Many struggle not to make a layoff a lifestyle


Washington Post

WASHINGTON — When Matthew Thomas of Alexandria, Va., was laid off in September from a downtown Washington advocacy group, he wasn’t too worried. The 49-year-old office worker had severance and never had trouble finding work. He sent a few r sum s out, signed up with a few temporary agencies and waited.

And waited.

His severance ran out. The proceeds from cashing his retirement savings ran out next. He filed for unemployment benefits. Those expired a couple of weeks ago. He got an extension, which was to start last week. When the check was late, he called the unemployment office, frantic.

The pace of job losses may be slowing — the government reported Friday that employers shed a net 345,000 jobs in May, far less than economists had expected — but for Thomas and other U.S. workers, things feel like they’re still getting worse. The unemployment rate is now at 9.4 percent, and a record 27 percent of the nation’s 14.5 million jobless have been unemployed for about six months or longer. Many are only now seeing their unemployment benefits expire, their homes falling into foreclosure and their lives upended.

The ranks of the long-term unemployed are not expected to recede until job growth picks up in earnest, and if past recessions are any guide, that’s not likely to happen for at least another year. After the recession of the early 1980s, it took seven months for the number of long-term unemployed to peak; after the 2001 recession, which was followed by historically anemic job growth, it took 19 months.

“While the overall unemployment rate was higher in the ’80s, people are getting stuck in unemployment longer than they did in that recession,” said Heidi Shierholz, an economist with the Economic Policy Institute.

The recent surge in long-term unemployment reflects the causes of the current downturn and decades-long shifts in the labor force.

The bursting of the housing bubble and the permanent downsizing of the U.S. auto industry mean many of the 7 million jobs that have been lost since the recession began aren’t likely to return.

“A far larger share [of the unemployed] are not going to be able to go back to the same line of work. Such structural shifts in their careers are not that easy to do,” said Andrew Stettner, deputy director of the National Employment Law Project in New York. “They might not have the right skills, and firms might not be willing to take the chance on people who don’t have the exact background.”

Over the past 30 years, long-term unemployment has become more common — largely because more of the unemployed are workers who have been laid off, who generally take longer to find jobs than new entrants to the work force.
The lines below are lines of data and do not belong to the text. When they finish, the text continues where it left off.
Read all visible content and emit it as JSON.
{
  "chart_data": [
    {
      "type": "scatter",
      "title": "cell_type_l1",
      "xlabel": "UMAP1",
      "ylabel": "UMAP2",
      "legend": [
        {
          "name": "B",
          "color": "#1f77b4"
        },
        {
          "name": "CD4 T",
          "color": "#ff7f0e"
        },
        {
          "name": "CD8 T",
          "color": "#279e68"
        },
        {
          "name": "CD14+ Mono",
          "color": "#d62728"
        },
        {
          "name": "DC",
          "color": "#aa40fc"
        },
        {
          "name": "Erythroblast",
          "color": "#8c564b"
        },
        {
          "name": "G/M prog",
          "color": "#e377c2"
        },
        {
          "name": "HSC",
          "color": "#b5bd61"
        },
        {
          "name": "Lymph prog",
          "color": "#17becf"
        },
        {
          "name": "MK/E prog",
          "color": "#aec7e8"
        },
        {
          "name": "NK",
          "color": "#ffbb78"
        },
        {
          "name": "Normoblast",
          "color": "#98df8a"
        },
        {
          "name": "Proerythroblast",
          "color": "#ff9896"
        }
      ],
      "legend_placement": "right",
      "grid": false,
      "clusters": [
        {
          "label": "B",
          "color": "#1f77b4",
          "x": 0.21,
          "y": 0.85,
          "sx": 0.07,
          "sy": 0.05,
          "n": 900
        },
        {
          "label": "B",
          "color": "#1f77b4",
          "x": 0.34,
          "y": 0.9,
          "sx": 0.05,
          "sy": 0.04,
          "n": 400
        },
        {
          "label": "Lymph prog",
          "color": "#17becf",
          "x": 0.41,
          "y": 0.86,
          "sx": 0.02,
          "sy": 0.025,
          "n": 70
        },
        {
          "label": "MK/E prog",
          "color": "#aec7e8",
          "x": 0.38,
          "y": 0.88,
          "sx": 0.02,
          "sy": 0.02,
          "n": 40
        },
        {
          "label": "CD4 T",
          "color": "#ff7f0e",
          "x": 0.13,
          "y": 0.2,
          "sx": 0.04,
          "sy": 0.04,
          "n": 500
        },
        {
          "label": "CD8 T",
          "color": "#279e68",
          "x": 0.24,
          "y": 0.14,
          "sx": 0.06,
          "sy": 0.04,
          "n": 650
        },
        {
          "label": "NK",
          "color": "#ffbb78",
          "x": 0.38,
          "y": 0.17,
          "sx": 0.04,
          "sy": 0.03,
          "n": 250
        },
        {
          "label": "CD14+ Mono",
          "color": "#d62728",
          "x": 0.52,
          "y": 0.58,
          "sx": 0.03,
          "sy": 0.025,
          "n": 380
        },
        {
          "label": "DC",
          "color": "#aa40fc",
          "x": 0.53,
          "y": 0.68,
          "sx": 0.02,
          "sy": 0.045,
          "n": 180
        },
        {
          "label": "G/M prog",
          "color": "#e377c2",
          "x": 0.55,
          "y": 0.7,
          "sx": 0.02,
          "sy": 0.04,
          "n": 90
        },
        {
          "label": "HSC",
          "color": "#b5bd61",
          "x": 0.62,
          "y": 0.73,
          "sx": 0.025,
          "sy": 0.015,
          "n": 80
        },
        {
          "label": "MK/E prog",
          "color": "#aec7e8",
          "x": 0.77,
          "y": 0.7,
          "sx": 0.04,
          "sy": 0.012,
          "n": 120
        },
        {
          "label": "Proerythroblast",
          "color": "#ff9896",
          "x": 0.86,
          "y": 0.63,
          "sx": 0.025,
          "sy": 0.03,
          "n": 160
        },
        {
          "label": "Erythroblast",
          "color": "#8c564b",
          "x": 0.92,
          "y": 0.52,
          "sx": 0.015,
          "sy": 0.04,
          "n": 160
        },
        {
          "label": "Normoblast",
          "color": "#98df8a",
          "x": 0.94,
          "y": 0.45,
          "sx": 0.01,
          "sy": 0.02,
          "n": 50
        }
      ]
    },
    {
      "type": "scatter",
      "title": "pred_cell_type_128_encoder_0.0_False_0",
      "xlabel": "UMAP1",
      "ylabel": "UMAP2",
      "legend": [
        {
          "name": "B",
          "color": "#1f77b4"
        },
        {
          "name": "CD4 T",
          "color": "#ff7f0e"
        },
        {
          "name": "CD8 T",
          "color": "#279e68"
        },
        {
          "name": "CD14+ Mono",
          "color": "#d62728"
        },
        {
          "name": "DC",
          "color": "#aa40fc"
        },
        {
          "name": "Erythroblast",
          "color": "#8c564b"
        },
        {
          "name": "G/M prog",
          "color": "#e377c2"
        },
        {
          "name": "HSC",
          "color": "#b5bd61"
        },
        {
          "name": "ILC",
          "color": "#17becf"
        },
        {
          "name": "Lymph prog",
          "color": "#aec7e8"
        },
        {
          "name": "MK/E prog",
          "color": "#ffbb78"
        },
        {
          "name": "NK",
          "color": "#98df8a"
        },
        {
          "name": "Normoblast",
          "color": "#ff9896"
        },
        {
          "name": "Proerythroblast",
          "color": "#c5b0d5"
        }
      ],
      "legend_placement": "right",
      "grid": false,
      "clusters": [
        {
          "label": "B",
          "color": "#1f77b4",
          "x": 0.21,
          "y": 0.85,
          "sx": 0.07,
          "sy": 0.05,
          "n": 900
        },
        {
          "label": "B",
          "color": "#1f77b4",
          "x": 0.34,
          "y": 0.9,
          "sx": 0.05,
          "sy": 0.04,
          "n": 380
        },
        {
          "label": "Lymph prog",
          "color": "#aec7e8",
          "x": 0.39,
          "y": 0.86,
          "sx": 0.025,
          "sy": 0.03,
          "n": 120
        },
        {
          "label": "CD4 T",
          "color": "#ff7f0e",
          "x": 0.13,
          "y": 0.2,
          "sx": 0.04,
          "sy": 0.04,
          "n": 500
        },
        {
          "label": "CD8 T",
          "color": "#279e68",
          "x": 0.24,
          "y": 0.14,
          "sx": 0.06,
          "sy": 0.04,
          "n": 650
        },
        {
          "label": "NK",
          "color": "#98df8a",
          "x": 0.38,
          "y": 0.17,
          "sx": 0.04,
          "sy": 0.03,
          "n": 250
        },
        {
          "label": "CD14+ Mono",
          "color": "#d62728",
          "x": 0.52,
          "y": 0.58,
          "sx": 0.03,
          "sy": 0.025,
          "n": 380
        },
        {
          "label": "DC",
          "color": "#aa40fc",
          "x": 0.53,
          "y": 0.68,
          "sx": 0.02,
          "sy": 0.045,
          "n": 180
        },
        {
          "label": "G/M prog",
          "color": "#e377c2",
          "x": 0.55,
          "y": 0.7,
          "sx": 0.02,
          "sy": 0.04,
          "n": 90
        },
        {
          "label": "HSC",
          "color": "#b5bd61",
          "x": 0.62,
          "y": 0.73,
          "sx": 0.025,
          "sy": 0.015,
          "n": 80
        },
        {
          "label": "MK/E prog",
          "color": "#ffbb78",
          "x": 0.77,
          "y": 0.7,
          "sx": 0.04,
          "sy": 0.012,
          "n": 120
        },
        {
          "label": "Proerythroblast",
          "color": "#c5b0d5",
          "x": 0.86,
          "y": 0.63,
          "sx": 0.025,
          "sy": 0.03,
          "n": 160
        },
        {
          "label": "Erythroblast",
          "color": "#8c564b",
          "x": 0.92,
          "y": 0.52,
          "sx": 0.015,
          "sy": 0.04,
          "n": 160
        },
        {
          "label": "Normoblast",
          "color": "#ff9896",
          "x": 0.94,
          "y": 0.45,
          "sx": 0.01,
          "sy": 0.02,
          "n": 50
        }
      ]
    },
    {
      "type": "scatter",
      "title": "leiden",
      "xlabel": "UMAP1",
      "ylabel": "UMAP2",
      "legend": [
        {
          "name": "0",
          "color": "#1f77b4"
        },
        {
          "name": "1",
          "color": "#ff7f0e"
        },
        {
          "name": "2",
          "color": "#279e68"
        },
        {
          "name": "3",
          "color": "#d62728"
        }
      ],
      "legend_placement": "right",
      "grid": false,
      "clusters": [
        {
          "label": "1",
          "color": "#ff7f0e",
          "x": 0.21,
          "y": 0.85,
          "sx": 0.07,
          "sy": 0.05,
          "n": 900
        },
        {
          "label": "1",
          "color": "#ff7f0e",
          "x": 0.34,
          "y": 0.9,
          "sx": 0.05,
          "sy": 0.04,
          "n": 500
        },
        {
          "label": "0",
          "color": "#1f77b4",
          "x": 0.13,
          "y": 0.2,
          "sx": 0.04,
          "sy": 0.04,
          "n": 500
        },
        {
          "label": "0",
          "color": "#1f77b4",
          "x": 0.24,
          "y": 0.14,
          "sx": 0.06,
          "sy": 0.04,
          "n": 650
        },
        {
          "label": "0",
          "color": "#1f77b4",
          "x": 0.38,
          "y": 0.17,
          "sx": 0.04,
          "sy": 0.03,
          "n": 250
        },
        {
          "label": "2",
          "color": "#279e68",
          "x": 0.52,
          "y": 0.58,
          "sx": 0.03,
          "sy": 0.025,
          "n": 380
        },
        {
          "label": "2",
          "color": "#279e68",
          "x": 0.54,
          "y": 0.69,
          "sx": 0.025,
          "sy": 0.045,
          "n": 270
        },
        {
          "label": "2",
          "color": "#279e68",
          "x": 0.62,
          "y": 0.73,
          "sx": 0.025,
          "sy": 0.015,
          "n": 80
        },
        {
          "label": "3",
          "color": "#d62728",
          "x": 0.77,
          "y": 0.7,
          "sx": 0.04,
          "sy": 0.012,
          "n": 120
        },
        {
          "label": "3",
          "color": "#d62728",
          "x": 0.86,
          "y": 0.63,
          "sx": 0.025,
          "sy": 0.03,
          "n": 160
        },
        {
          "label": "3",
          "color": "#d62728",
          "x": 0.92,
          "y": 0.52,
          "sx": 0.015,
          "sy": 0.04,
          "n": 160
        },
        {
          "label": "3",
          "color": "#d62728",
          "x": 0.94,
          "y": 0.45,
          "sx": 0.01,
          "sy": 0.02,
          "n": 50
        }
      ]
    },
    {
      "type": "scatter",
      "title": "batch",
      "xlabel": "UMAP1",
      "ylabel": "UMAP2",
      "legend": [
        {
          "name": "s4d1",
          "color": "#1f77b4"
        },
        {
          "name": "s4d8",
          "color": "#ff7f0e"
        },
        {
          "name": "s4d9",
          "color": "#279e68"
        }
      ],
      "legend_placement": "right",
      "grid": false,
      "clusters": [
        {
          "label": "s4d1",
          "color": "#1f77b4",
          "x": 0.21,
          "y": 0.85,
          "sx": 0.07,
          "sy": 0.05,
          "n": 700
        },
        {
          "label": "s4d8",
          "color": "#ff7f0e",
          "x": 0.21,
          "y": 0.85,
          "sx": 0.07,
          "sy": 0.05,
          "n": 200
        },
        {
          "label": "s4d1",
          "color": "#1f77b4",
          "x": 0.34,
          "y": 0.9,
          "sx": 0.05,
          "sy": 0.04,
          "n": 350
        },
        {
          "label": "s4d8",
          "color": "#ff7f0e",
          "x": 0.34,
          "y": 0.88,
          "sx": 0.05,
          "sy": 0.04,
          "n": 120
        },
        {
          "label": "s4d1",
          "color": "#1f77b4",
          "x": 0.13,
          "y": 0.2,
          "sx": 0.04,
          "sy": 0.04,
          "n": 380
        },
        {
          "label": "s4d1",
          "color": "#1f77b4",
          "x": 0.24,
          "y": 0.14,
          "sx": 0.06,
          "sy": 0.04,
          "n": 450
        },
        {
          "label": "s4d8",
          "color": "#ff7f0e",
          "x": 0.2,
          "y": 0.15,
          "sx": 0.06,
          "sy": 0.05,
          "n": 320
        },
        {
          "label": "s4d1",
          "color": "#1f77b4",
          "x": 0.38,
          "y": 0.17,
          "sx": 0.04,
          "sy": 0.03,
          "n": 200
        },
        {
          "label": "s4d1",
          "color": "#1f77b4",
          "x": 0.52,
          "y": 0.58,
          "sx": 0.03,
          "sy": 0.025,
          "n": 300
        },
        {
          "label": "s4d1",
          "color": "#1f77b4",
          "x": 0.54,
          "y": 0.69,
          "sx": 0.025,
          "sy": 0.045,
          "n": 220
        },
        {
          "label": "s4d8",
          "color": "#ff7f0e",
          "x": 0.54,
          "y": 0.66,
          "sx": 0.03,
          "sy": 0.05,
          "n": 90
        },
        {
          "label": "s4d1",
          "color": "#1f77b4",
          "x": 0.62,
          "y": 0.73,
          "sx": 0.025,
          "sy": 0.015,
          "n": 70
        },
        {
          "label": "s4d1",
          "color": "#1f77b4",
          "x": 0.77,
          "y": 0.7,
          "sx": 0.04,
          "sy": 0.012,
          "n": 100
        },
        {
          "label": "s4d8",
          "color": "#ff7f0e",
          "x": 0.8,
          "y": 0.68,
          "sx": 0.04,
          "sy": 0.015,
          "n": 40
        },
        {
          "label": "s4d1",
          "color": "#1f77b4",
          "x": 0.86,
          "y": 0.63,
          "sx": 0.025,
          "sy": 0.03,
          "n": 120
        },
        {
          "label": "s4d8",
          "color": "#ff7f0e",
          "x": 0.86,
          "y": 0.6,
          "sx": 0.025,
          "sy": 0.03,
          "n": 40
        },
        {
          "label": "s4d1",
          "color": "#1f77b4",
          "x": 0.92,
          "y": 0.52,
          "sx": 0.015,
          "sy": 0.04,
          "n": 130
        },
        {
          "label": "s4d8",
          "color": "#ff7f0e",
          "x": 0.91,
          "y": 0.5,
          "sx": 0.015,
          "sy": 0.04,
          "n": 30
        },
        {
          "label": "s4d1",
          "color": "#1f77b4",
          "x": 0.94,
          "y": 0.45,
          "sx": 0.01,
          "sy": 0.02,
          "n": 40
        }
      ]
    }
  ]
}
In the 1980s, millions of women were still joining the labor market for the first time, and the labor force was on average younger.

The consequences of long-term unemployment can be severe. The longer people are unemployed, the more likely they are to deplete their savings, fall behind on bills and even face foreclosure.

For those receiving unemployment benefits, long-term joblessness has tested the limits of the system. In April, 47.1 percent of all people collecting state unemployment insurance exhausted the usual maximum of 26 weeks of benefits without finding work, according to the Bureau of Labor Statistics. That is the highest rate on record, going back to 1972, when the Labor Department began keeping track.

The $787 billion stimulus package that Congress passed in February contained $27.1 billion to help states extend unemployment benefits. As of mid-May, 2.5 million people were collecting extended benefits. The time limit has been increased to 59 to 79 weeks.